Scripture Reading -1 Timothy 4:6-9
How does a disciple of the Lord Jesus Christ grow in spiritual maturity? It is through spiritual disciplines.
- The spiritual disciplines are those practices found in Scripture that promote spiritual growth among believers in the gospel of Jesus Christ.
- Discipline is defined as “training expected to produce a specific character or pattern of behavior.” 1 Timothy 4:7, “train yourself for godliness.”
- The goal of every spiritual discipline is — as this verse teaches — Godliness is another way of describing holiness, sanctification, and Christlikeness.
- To put it in other terms, the purpose of the spiritual disciplines is intimacy with Christ and conformity (both internal and external) to Christ.
There are few important spiritual disciplines that help us to train our spiritual life unto holiness.
Word of God (Psalm 1:1-3; Joshua 1:8; 2 Timothy 3:16-17)
The foremost of the spiritual disciplines is that involving the Word of God and constitutes the reading, meditation, and appropriation of Scripture.
- It is the very life of every Christian.
- “Reading is the exposure to Scripture but meditation is the absorption of Scripture,” Jonathan Edwards.
- Psalm 1:1-3
- Joshua 1:8
- 2 Timothy 3:16-17
The benefits of this are:
- Reveal—giving us new insights regarding the already revealed truth of God
- Remind—replenishing our memory
- Rebuke—reproving that which is wrong
- Restore—reestablishing the joy of the Lord in us
- Revive—rekindling our love and passion for God
Prayer (Romans 8:14-17)
The second important spiritual discipline is prayer.
- If the Word of God is the very life of Christian, prayer is the very breath of every child of God.
- Prayer is that unique experience by which we commune with God.
- God comes alongside us to lead us into a deeper and more real relationship with Him.
- God really makes us want to conform to Christ and His will for our lives. God slowly and graciously reveals Himself to us while we pray, and it is during those moments that we can more deeply understand and experience His love.
- Romans 8:14-17
- Luke 5:16; 6:12
- Psalm 55:16-17, 22
Jonathan Edwards, the great revival preacher of 18th century, was so devoted to prayer that it is hard to find a daily routine for him that wasn’t saturated with it. He prayed alone when he arose, then had family prayer before breakfast. Prayer was a part of each meal, and he prayed again with the family in the evening. He prayed over his studies, and he prayed as he walked in the evenings. Prayer was both a discipline and a part of his leisure.
Benefits of prayer:
- Assurance that we are the children of God
- Confidence that He is with us
- Affirmation that He will never leave us and forsake us
Corporate Worship (Hebrews 10:19-25)
Corporate worship is the spiritual discipline that Christians experience as a spiritual body. If the Word and prayer are personal disciplines corporate worship is interpersonal or congregational discipline.

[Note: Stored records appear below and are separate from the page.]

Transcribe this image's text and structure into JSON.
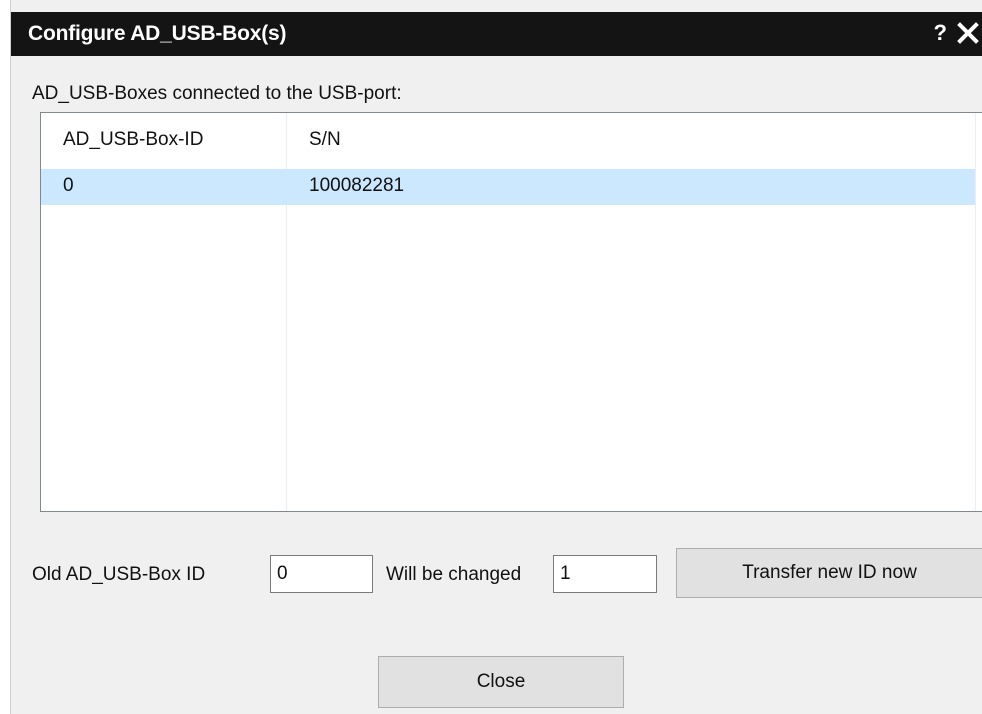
{
  "window": {
    "title": "Configure AD_USB-Box(s)",
    "help_label": "?",
    "close_icon": "close-icon",
    "title_bar_color": "#141414"
  },
  "list": {
    "label": "AD_USB-Boxes connected to the USB-port:",
    "columns": [
      "AD_USB-Box-ID",
      "S/N"
    ],
    "rows": [
      {
        "id": "0",
        "sn": "100082281",
        "selected": true
      }
    ],
    "selection_color": "#cce8ff"
  },
  "change_id": {
    "old_label": "Old AD_USB-Box ID",
    "old_value": "0",
    "new_label": "Will be changed",
    "new_value": "1",
    "transfer_label": "Transfer new ID now"
  },
  "footer": {
    "close_label": "Close"
  }
}
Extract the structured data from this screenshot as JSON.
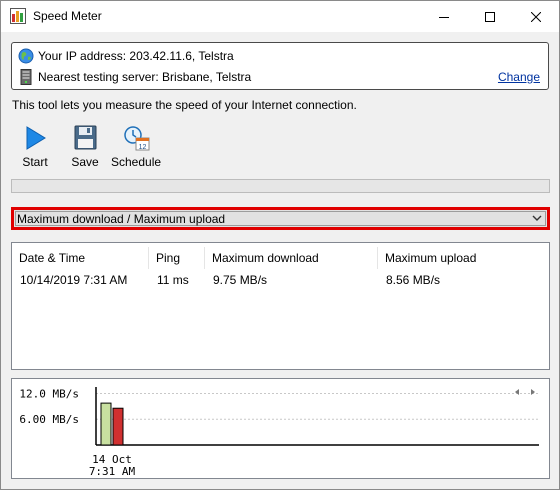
{
  "window": {
    "title": "Speed Meter",
    "app_icon": "speedmeter-app-icon",
    "controls": [
      "minimize-icon",
      "maximize-icon",
      "close-icon"
    ]
  },
  "info": {
    "ip_label": "Your IP address: 203.42.11.6, Telstra",
    "server_label": "Nearest testing server: Brisbane, Telstra",
    "change_link": "Change",
    "ip_icon": "globe-icon",
    "server_icon": "server-icon"
  },
  "description": "This tool lets you measure the speed of your Internet connection.",
  "toolbar": {
    "start": "Start",
    "save": "Save",
    "schedule": "Schedule",
    "schedule_icon_number": "12"
  },
  "progress": {
    "value": 0
  },
  "mode_select": {
    "selected": "Maximum download / Maximum upload"
  },
  "table": {
    "headers": [
      "Date & Time",
      "Ping",
      "Maximum download",
      "Maximum upload"
    ],
    "rows": [
      [
        "10/14/2019 7:31 AM",
        "11 ms",
        "9.75 MB/s",
        "8.56 MB/s"
      ]
    ]
  },
  "chart_data": {
    "type": "bar",
    "categories": [
      "14 Oct 7:31 AM"
    ],
    "category_line1": "14 Oct",
    "category_line2": "7:31 AM",
    "series": [
      {
        "values": [
          9.75
        ],
        "color": "#c8e0a0"
      },
      {
        "values": [
          8.56
        ],
        "color": "#d03030"
      }
    ],
    "ytick_labels": [
      "12.0 MB/s",
      "6.00 MB/s"
    ],
    "yticks": [
      12,
      6
    ],
    "ylim": [
      0,
      13.5
    ],
    "grid": true
  }
}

- Corporate worship reminds us that we are a community.
- God patterned the Christian life not just as an individual, but a body of believers.
- Christians are not supposed to be an isolated island, but a community of believers.
- Hebrews 10:19-25
- 1 Corinthians 12:12-14, 23-25
- Luke 4:16; Acts 20:7
Benefits of corporate worship:
- Experiencing the presence of God
- Experiencing the fellowship and company of God’s people
- Opportunity to put to use the spiritual gifts for the edification of the Church
- Experiencing a foretaste of Heaven
Christian life is a life of discipline, without which we will not be strong and fruitful in our relationship with our Lord and Saviour Jesus Christ.